All GPS satellites transmit on the same frequency, 1575.42 MHz, using direct sequence spread spectrum (DSSS). The L1 carrier is spread over a 2 MHz bandwidth and its strength at the Earth's surface is -130 dBm. Thermal noise power in the same bandwidth is -111 dBm, so a GPS signal at the receiving antenna is ~ 20 dB below the noise floor. That any of the signals present, superimposed on one another and buried in noise, are recoverable after bi-level quantisation seems counter-intuitive! But the magic of DSSS makes it possible, of course.
GPS relies on the auto- and cross-correlation properties of pseudo-random sequences called Gold Codes to separate signal from signal and signal from noise. Each satellite has a unique sequence. Detection is possible above a minimum signal-to-noise ratio (SNR). All uncorrelated signals are noise, including those of other satellites and quantisation errors. Hard-limiting (1-bit ADC) actually only degrades SNR by less than 3 dB, a price worth paying to avoid hardware AGC.

Architecture

My homemade GPS receiver has two printed circuit boards: the front-end depicted above and an FPGA board from an earlier frequency synthesizer project which was not designed to be reused in this way. The FPGA is controlled by "C" software running on a Windows PC connected to the FPGA via a Xilinx Platform USB JTAG cable. JTAG is slow but then so are GPS data rates. The FPGA performs real-time signal processing autonomously. Its principle roles are: synthesizing the first local oscillator and IF DSP. Computational "heavy-lifting" such as FFT-based search and solving for user position are performed by the PC.
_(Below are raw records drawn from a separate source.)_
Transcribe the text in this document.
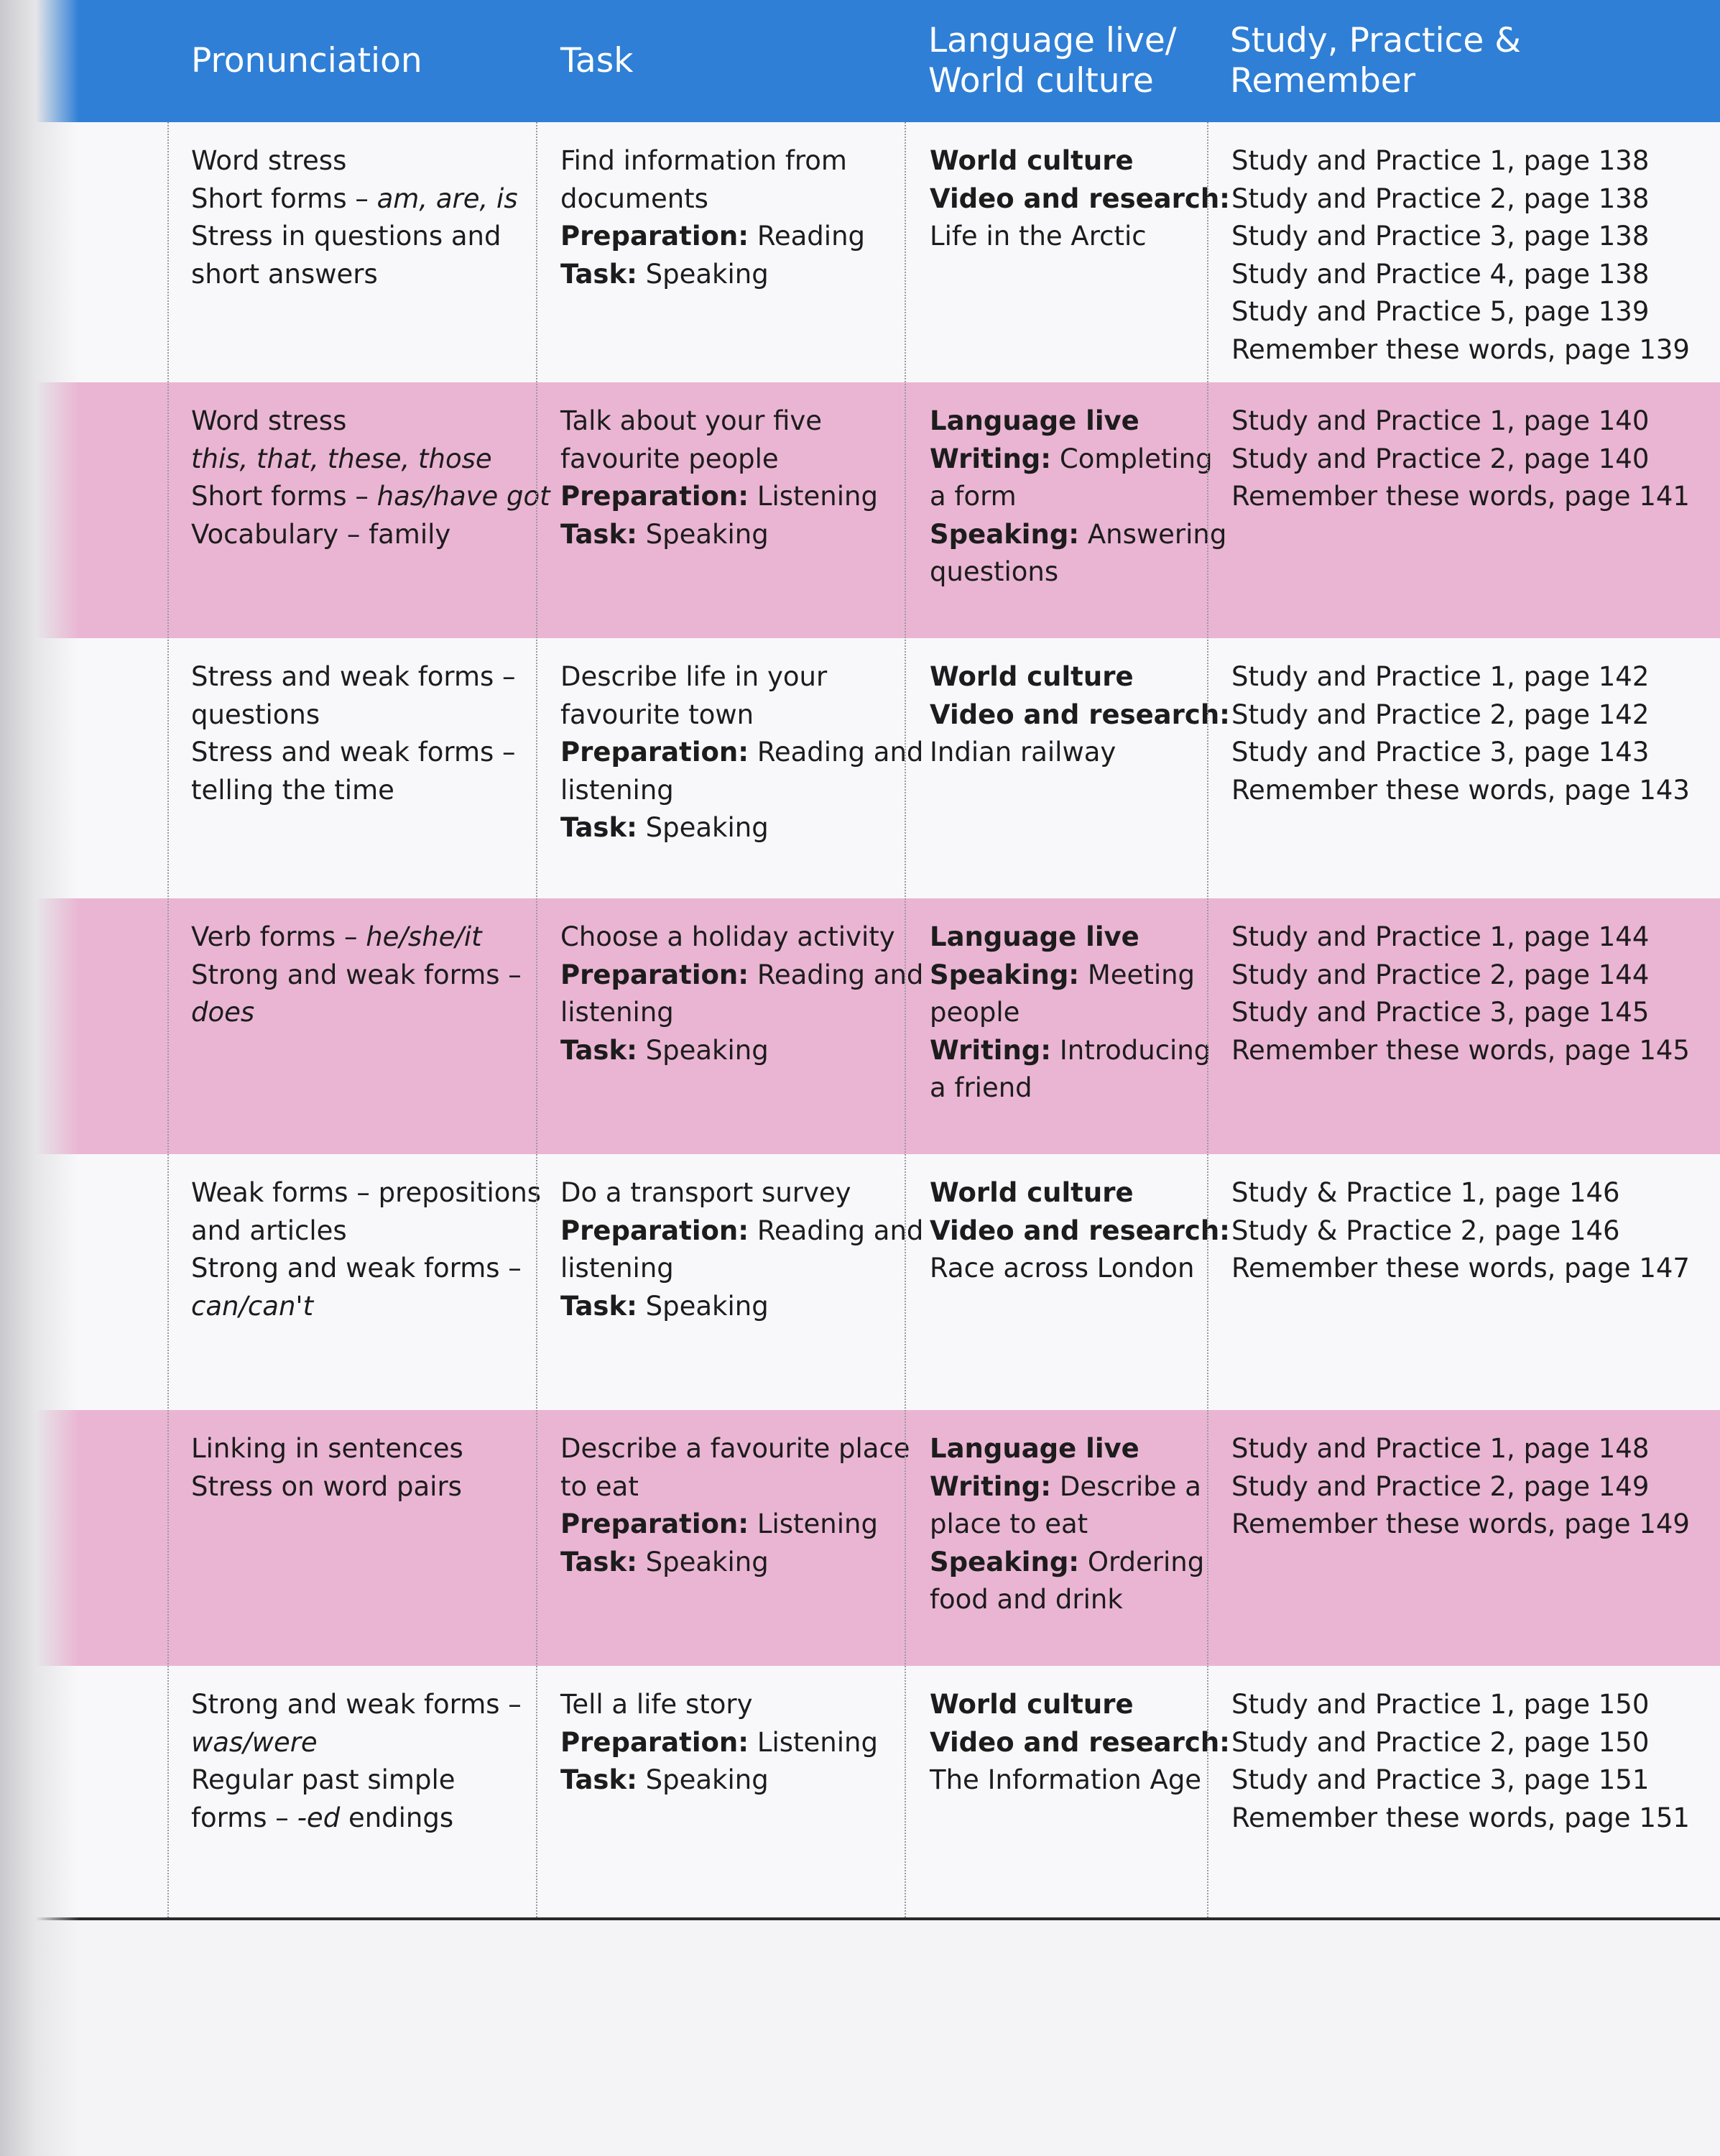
Pronunciation	Task
Language live/
World culture
Study, Practice &
Remember
Word stress
Short forms – am, are, is
Stress in questions and
short answers
Find information from
documents
Preparation: Reading
Task: Speaking
World culture
Video and research:
Life in the Arctic
Study and Practice 1, page 138
Study and Practice 2, page 138
Study and Practice 3, page 138
Study and Practice 4, page 138
Study and Practice 5, page 139
Remember these words, page 139
Word stress
this, that, these, those
Short forms – has/have got
Vocabulary – family
Talk about your five
favourite people
Preparation: Listening
Task: Speaking
Language live
Writing: Completing
a form
Speaking: Answering
questions
Study and Practice 1, page 140
Study and Practice 2, page 140
Remember these words, page 141
Stress and weak forms –
questions
Stress and weak forms –
telling the time
Describe life in your
favourite town
Preparation: Reading and
listening
Task: Speaking
World culture
Video and research:
Indian railway
Study and Practice 1, page 142
Study and Practice 2, page 142
Study and Practice 3, page 143
Remember these words, page 143
Verb forms – he/she/it
Strong and weak forms –
does
Choose a holiday activity
Preparation: Reading and
listening
Task: Speaking
Language live
Speaking: Meeting
people
Writing: Introducing
a friend
Study and Practice 1, page 144
Study and Practice 2, page 144
Study and Practice 3, page 145
Remember these words, page 145
Weak forms – prepositions
and articles
Strong and weak forms –
can/can't
Do a transport survey
Preparation: Reading and
listening
Task: Speaking
World culture
Video and research:
Race across London
Study & Practice 1, page 146
Study & Practice 2, page 146
Remember these words, page 147
Linking in sentences
Stress on word pairs
Describe a favourite place
to eat
Preparation: Listening
Task: Speaking
Language live
Writing: Describe a
place to eat
Speaking: Ordering
food and drink
Study and Practice 1, page 148
Study and Practice 2, page 149
Remember these words, page 149
Strong and weak forms –
was/were
Regular past simple
forms – -ed endings
Tell a life story
Preparation: Listening
Task: Speaking
World culture
Video and research:
The Information Age
Study and Practice 1, page 150
Study and Practice 2, page 150
Study and Practice 3, page 151
Remember these words, page 151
This is a four-channel GPS receiver, which means it can track four satellites simultaneously. A minimum of four are required to solve for user position and receiver clock bias. Inside the FPGA, the tracking module is instantiated four times. In principle, more channels could easily be added simply by changing the size of a Verilog instance array; however, the Spartan 3 XC3S400 is almost 100% full. It might be possible to track more satellites by multiplexing channels between satellites; but this has not been explored.
The 1575.42 MHz L1 carrier is down-converted to a first IF (intermediate frequency) of 22.5 MHz and amplified by analogue means. Subsequently, all IF and baseband signal processing is DSP in the FPGA. Each of the four channels has digital PI controllers to track carrier and code phase. The 50 bps NAV data is collected in four FIFO memories. These are polled via JTAG by "C" software on the PC which performs parity checks, identification and decoding of subframes. Once the necessary ephemeris is collected, a snapshot is taken of certain internal counters in the FPGA. From this, four times of transmission are computed to a precision of ± 0.1 µs.